少量から効果があるらしく、今回ホットミルクに仕込んだのはほんの少しだ
ほんの少しだと、眠りに落とすだけの効果
その後は自発的な睡眠に切り替えられるはずなので、時が経てば勝手に起きる
しかし、摂取量を増やすと薬の効果が切れるまで眠りに落ちたまま、となる

摂取量さえ間違えなければ副作用もない

もしも夾架の力が暴走してしまったり、危険だと感じた時、しっかりと対処できる様に、策と道具は用意してある
今回使った睡眠薬の他に、即効性のある、ストレインの能力を一時的に抑える注射

夾架は絶対に大丈夫。
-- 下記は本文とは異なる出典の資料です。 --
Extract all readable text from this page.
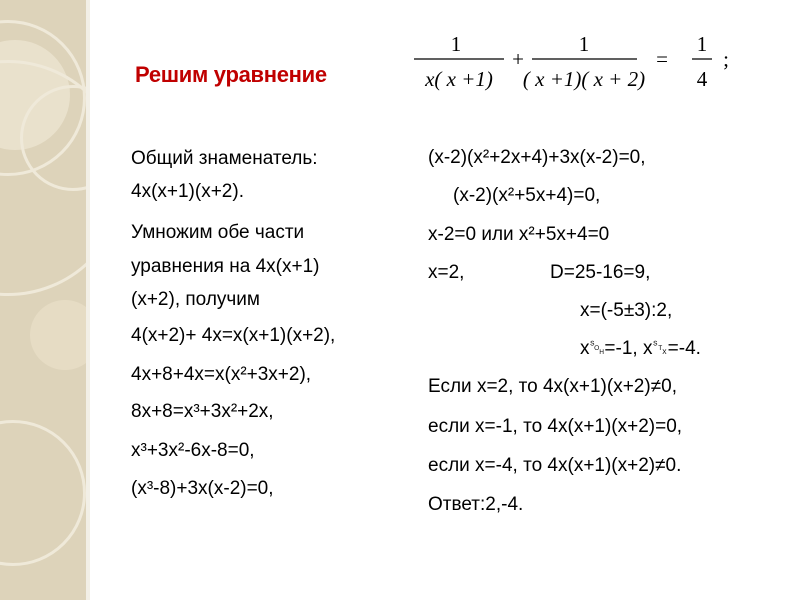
Решим уравнение
1
x( x +1)
+
1
( x +1)( x + 2)
=
1
4
;
Общий знаменатель:
4x(x+1)(x+2).
Умножим обе части
уравнения на 4x(x+1)
(x+2), получим
4(x+2)+ 4x=x(x+1)(x+2),
4x+8+4x=x(x²+3x+2),
8x+8=x³+3x²+2x,
x³+3x²-6x-8=0,
(x³-8)+3x(x-2)=0,
(x-2)(x²+2x+4)+3x(x-2)=0,
(x-2)(x²+5x+4)=0,
x-2=0 или x²+5x+4=0
x=2,	D=25-16=9,
x=(-5±3):2,
x␁=-1, x␂=-4.
Если x=2, то 4x(x+1)(x+2)≠0,
если x=-1, то 4x(x+1)(x+2)=0,
если x=-4, то 4x(x+1)(x+2)≠0.
Ответ:2,-4.
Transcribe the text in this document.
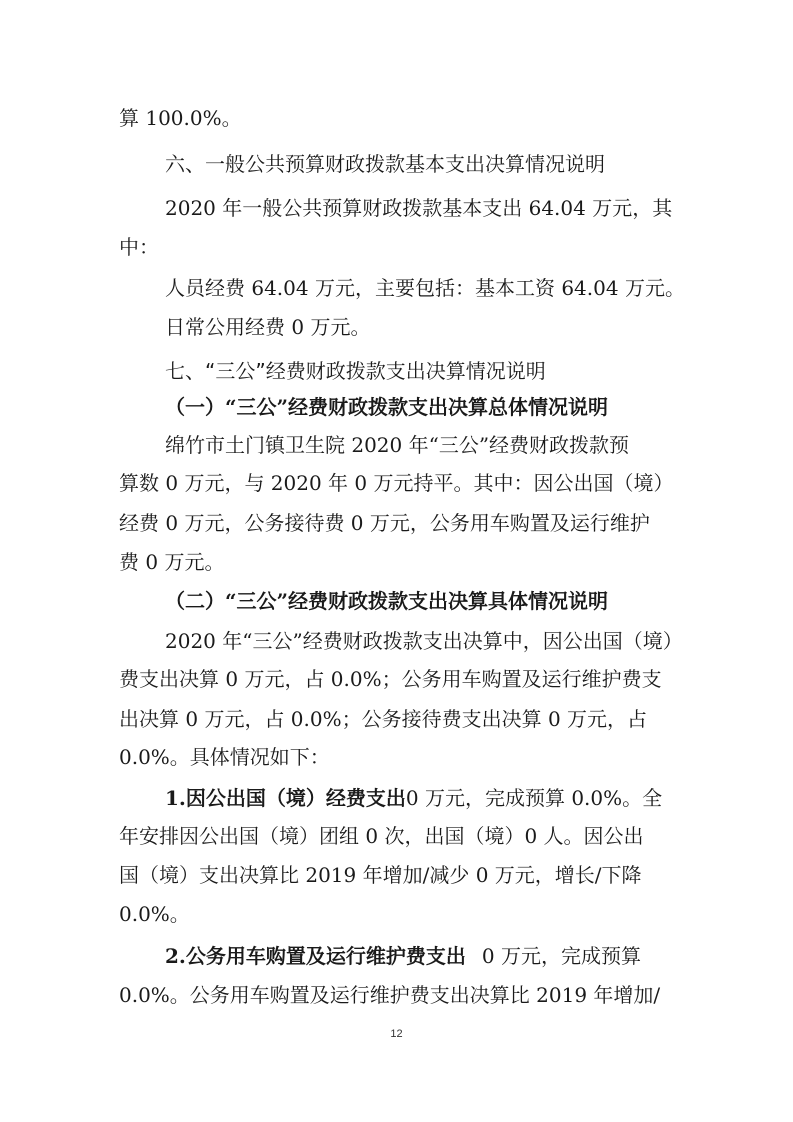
算 100.0%。
六、一般公共预算财政拨款基本支出决算情况说明
2020 年一般公共预算财政拨款基本支出 64.04 万元，其
中：
人员经费 64.04 万元，主要包括：基本工资 64.04 万元。
日常公用经费 0 万元。
七、“三公”经费财政拨款支出决算情况说明
（一）“三公”经费财政拨款支出决算总体情况说明
绵竹市土门镇卫生院 2020 年“三公”经费财政拨款预
算数 0 万元，与 2020 年 0 万元持平。其中：因公出国（境）
经费 0 万元，公务接待费 0 万元，公务用车购置及运行维护
费 0 万元。
（二）“三公”经费财政拨款支出决算具体情况说明
2020 年“三公”经费财政拨款支出决算中，因公出国（境）
费支出决算 0 万元，占 0.0%；公务用车购置及运行维护费支
出决算 0 万元，占 0.0%；公务接待费支出决算 0 万元，占
0.0%。具体情况如下：
1.因公出国（境）经费支出0 万元，完成预算 0.0%。全
年安排因公出国（境）团组 0 次，出国（境）0 人。因公出
国（境）支出决算比 2019 年增加/减少 0 万元，增长/下降
0.0%。
2.公务用车购置及运行维护费支出 0 万元，完成预算
0.0%。公务用车购置及运行维护费支出决算比 2019 年增加/
12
と確信が持てないから草薙と話し合って、夾架には申し訳ないが秘策を練ることにしたのだ

何処から手に入れたものかも知らないし、使ったのともなかったので、効果をあまり期待しておらず、半信半疑であったが、夾架が半ば気を失うように眠りについた事を確認し安堵の息を漏らした

穏やかな寝息が聞こえるので、これなら問題ないだろう。と判断し、十束も眠りにつくことにした

ー夾架、内緒でこんな事してごめんね。
信じてないからこういう事をするんじゃないんだよ。